Opinión

El Estado de derecho no se deja intimidar

El Estado de derecho no se deja intimidar

Si la Diada de este año había sido planificada como una exhibición de músculo independentista, la pérdida de apoyo callejero demuestra que la previsible condena de Oriol Junqueras y su séquito no va a provocar ninguna quiebra social

La notable desmovilización del separatismo catalán, materializada en la concentración de la Diada del pasado miércoles, ha reflejado el agotamiento de una aventura política cuyo fin se reduce a estas alturas a exigir la libertad de los golpistas. Pese a las soflamas de sus cabecillas -con un Jordi Sànchez que ahora pretende provocar desde la cárcel la insumisión fiscal de los catalanes o un Quim Torra cuyo irredentismo apenas pasa de agitar a los CDR- el nacionalismo trata de salvar los muebles ante su público, claramente menguante, con una sentencia «amable», en palabras del presidente del PNV. Si la Diada de este año había sido planificada como una exhibición de músculo independentista para amedrentar al Tribunal Supremo y la clase política, la pérdida de apoyo callejero demuestra que la previsible condena de Oriol Junqueras y su séquito no va a provocar ninguna quiebra social en Cataluña, menos aún una revuelta, lo que tampoco sucedió durante la aplicación del artículo 155 de la Constitución. A través de leyes o sentencias, el Estado de Derecho es la mejor fórmula para garantizar esa «convivencia» que el Gobierno socialista insiste en considerar amenazada para tirar por elevación y no señalar a los genuinos responsables de la crisis catalana.

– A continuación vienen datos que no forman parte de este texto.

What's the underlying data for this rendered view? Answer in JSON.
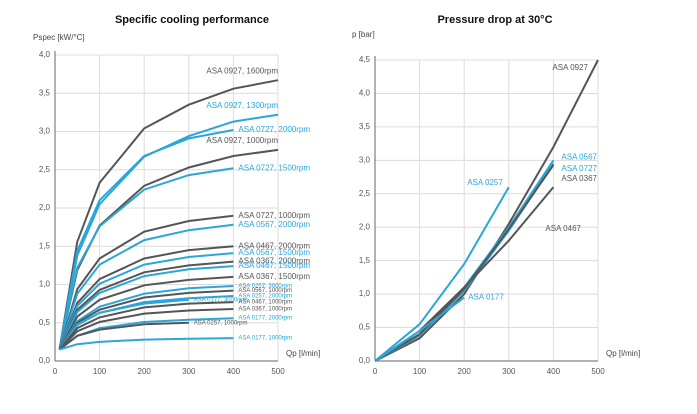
{
  "chart_data": [
    {
      "type": "line",
      "title": "Specific cooling performance",
      "y_label": "Pspec [kW/°C]",
      "x_label": "Qp [l/min]",
      "xlim": [
        0,
        500
      ],
      "ylim": [
        0,
        4.0
      ],
      "grid": true,
      "xticks": [
        0,
        100,
        200,
        300,
        400,
        500
      ],
      "yticks": [
        {
          "value": 0,
          "label": "0,0"
        },
        {
          "value": 0.5,
          "label": "0,5"
        },
        {
          "value": 1.0,
          "label": "1,0"
        },
        {
          "value": 1.5,
          "label": "1,5"
        },
        {
          "value": 2.0,
          "label": "2,0"
        },
        {
          "value": 2.5,
          "label": "2,5"
        },
        {
          "value": 3.0,
          "label": "3,0"
        },
        {
          "value": 3.5,
          "label": "3,5"
        },
        {
          "value": 4.0,
          "label": "4,0"
        }
      ],
      "series": [
        {
          "name": "ASA 0927, 1600rpm",
          "color": "#555555",
          "x": [
            10,
            50,
            100,
            200,
            300,
            400,
            500
          ],
          "values": [
            0.15,
            1.56,
            2.33,
            3.04,
            3.35,
            3.56,
            3.67
          ]
        },
        {
          "name": "ASA 0927, 1300rpm",
          "color": "#2aa6d8",
          "x": [
            10,
            50,
            100,
            200,
            300,
            400,
            500
          ],
          "values": [
            0.15,
            1.38,
            2.05,
            2.67,
            2.94,
            3.13,
            3.22
          ]
        },
        {
          "name": "ASA 0727, 2000rpm",
          "color": "#2aa6d8",
          "x": [
            10,
            50,
            100,
            200,
            300,
            400
          ],
          "values": [
            0.15,
            1.44,
            2.1,
            2.68,
            2.91,
            3.02
          ]
        },
        {
          "name": "ASA 0927, 1000rpm",
          "color": "#555555",
          "x": [
            10,
            50,
            100,
            200,
            300,
            400,
            500
          ],
          "values": [
            0.15,
            1.19,
            1.77,
            2.29,
            2.53,
            2.68,
            2.76
          ]
        },
        {
          "name": "ASA 0727, 1500rpm",
          "color": "#2aa6d8",
          "x": [
            10,
            50,
            100,
            200,
            300,
            400
          ],
          "values": [
            0.15,
            1.22,
            1.76,
            2.24,
            2.43,
            2.52
          ]
        },
        {
          "name": "ASA 0727, 1000rpm",
          "color": "#555555",
          "x": [
            10,
            50,
            100,
            200,
            300,
            400
          ],
          "values": [
            0.15,
            0.94,
            1.34,
            1.69,
            1.83,
            1.9
          ]
        },
        {
          "name": "ASA 0567, 2000rpm",
          "color": "#2aa6d8",
          "x": [
            10,
            50,
            100,
            200,
            300,
            400
          ],
          "values": [
            0.15,
            0.88,
            1.26,
            1.58,
            1.71,
            1.78
          ]
        },
        {
          "name": "ASA 0467, 2000rpm",
          "color": "#555555",
          "x": [
            10,
            50,
            100,
            200,
            300,
            400
          ],
          "values": [
            0.15,
            0.76,
            1.07,
            1.34,
            1.45,
            1.5
          ]
        },
        {
          "name": "ASA 0567, 1500rpm",
          "color": "#2aa6d8",
          "x": [
            10,
            50,
            100,
            200,
            300,
            400
          ],
          "values": [
            0.15,
            0.72,
            1.01,
            1.26,
            1.36,
            1.41
          ]
        },
        {
          "name": "ASA 0367, 2000rpm",
          "color": "#555555",
          "x": [
            10,
            50,
            100,
            200,
            300,
            400
          ],
          "values": [
            0.15,
            0.67,
            0.93,
            1.16,
            1.25,
            1.3
          ]
        },
        {
          "name": "ASA 0467, 1500rpm",
          "color": "#2aa6d8",
          "x": [
            10,
            50,
            100,
            200,
            300,
            400
          ],
          "values": [
            0.15,
            0.64,
            0.89,
            1.11,
            1.2,
            1.24
          ]
        },
        {
          "name": "ASA 0367, 1500rpm",
          "color": "#555555",
          "x": [
            10,
            50,
            100,
            200,
            300,
            400
          ],
          "values": [
            0.15,
            0.58,
            0.8,
            0.99,
            1.06,
            1.1
          ]
        },
        {
          "name": "ASA 0257, 3000rpm",
          "color": "#2aa6d8",
          "x": [
            10,
            50,
            100,
            200,
            300,
            400
          ],
          "values": [
            0.15,
            0.52,
            0.71,
            0.88,
            0.95,
            0.98
          ]
        },
        {
          "name": "ASA 0567, 1000rpm",
          "color": "#555555",
          "x": [
            10,
            50,
            100,
            200,
            300,
            400
          ],
          "values": [
            0.15,
            0.5,
            0.67,
            0.83,
            0.89,
            0.92
          ]
        },
        {
          "name": "ASA 0257, 2000rpm",
          "color": "#2aa6d8",
          "x": [
            10,
            50,
            100,
            200,
            300,
            400
          ],
          "values": [
            0.15,
            0.47,
            0.63,
            0.77,
            0.82,
            0.85
          ]
        },
        {
          "name": "ASA 0177, 3000rpm",
          "color": "#2aa6d8",
          "x": [
            10,
            50,
            100,
            200,
            300
          ],
          "values": [
            0.15,
            0.48,
            0.63,
            0.75,
            0.8
          ]
        },
        {
          "name": "ASA 0467, 1000rpm",
          "color": "#555555",
          "x": [
            10,
            50,
            100,
            200,
            300,
            400
          ],
          "values": [
            0.15,
            0.43,
            0.57,
            0.7,
            0.75,
            0.77
          ]
        },
        {
          "name": "ASA 0367, 1000rpm",
          "color": "#555555",
          "x": [
            10,
            50,
            100,
            200,
            300,
            400
          ],
          "values": [
            0.15,
            0.39,
            0.51,
            0.62,
            0.66,
            0.68
          ]
        },
        {
          "name": "ASA 0177, 2000rpm",
          "color": "#2aa6d8",
          "x": [
            10,
            50,
            100,
            200,
            300,
            400
          ],
          "values": [
            0.15,
            0.33,
            0.43,
            0.51,
            0.54,
            0.56
          ]
        },
        {
          "name": "ASA 0257, 1000rpm",
          "color": "#555555",
          "x": [
            10,
            50,
            100,
            200,
            300
          ],
          "values": [
            0.15,
            0.33,
            0.41,
            0.48,
            0.5
          ]
        },
        {
          "name": "ASA 0177, 1000rpm",
          "color": "#2aa6d8",
          "x": [
            10,
            50,
            100,
            200,
            300,
            400
          ],
          "values": [
            0.15,
            0.22,
            0.25,
            0.28,
            0.29,
            0.3
          ]
        }
      ]
    },
    {
      "type": "line",
      "title": "Pressure drop at 30°C",
      "y_label": "p [bar]",
      "x_label": "Qp [l/min]",
      "xlim": [
        0,
        500
      ],
      "ylim": [
        0,
        4.5
      ],
      "grid": true,
      "xticks": [
        0,
        100,
        200,
        300,
        400,
        500
      ],
      "yticks": [
        {
          "value": 0,
          "label": "0,0"
        },
        {
          "value": 0.5,
          "label": "0,5"
        },
        {
          "value": 1.0,
          "label": "1,0"
        },
        {
          "value": 1.5,
          "label": "1,5"
        },
        {
          "value": 2.0,
          "label": "2,0"
        },
        {
          "value": 2.5,
          "label": "2,5"
        },
        {
          "value": 3.0,
          "label": "3,0"
        },
        {
          "value": 3.5,
          "label": "3,5"
        },
        {
          "value": 4.0,
          "label": "4,0"
        },
        {
          "value": 4.5,
          "label": "4,5"
        }
      ],
      "series": [
        {
          "name": "ASA 0927",
          "color": "#555555",
          "x": [
            0,
            100,
            200,
            300,
            400,
            500
          ],
          "values": [
            0,
            0.34,
            1.0,
            2.05,
            3.2,
            4.5
          ]
        },
        {
          "name": "ASA 0567",
          "color": "#2aa6d8",
          "x": [
            0,
            100,
            200,
            300,
            400
          ],
          "values": [
            0,
            0.4,
            1.1,
            2.0,
            3.0
          ]
        },
        {
          "name": "ASA 0727",
          "color": "#2aa6d8",
          "x": [
            0,
            100,
            200,
            300,
            400
          ],
          "values": [
            0,
            0.38,
            1.05,
            1.95,
            2.95
          ]
        },
        {
          "name": "ASA 0367",
          "color": "#555555",
          "x": [
            0,
            100,
            200,
            300,
            400
          ],
          "values": [
            0,
            0.4,
            1.08,
            1.97,
            2.93
          ]
        },
        {
          "name": "ASA 0467",
          "color": "#555555",
          "x": [
            0,
            100,
            200,
            300,
            400
          ],
          "values": [
            0,
            0.45,
            1.1,
            1.8,
            2.6
          ]
        },
        {
          "name": "ASA 0257",
          "color": "#2aa6d8",
          "x": [
            0,
            100,
            200,
            300
          ],
          "values": [
            0,
            0.55,
            1.45,
            2.6
          ]
        },
        {
          "name": "ASA 0177",
          "color": "#2aa6d8",
          "x": [
            0,
            100,
            200
          ],
          "values": [
            0,
            0.45,
            0.95
          ]
        }
      ]
    }
  ]
}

Con o sin multitudes, la Diada no puede ser la vara de medir de la respuesta judicial a un delito como el cometido por los golpistas del procés, ni aún menos la de un Ejecutivo que nunca ha rechazado la posibilidad de un indulto con el que pasar la página de aquella rebelión. En manos de Quim Torra, la Generalitat aprovecha la condescendencia del Gobierno de Sánchez para llamar de forma impune y continuada a la desobediencia y el choque institucional y para fingir la vigencia de un proceso separatista que está agotado, y no por el cansancio de sus seguidores, sino por la determinación del Estado de Derecho para atajarlo.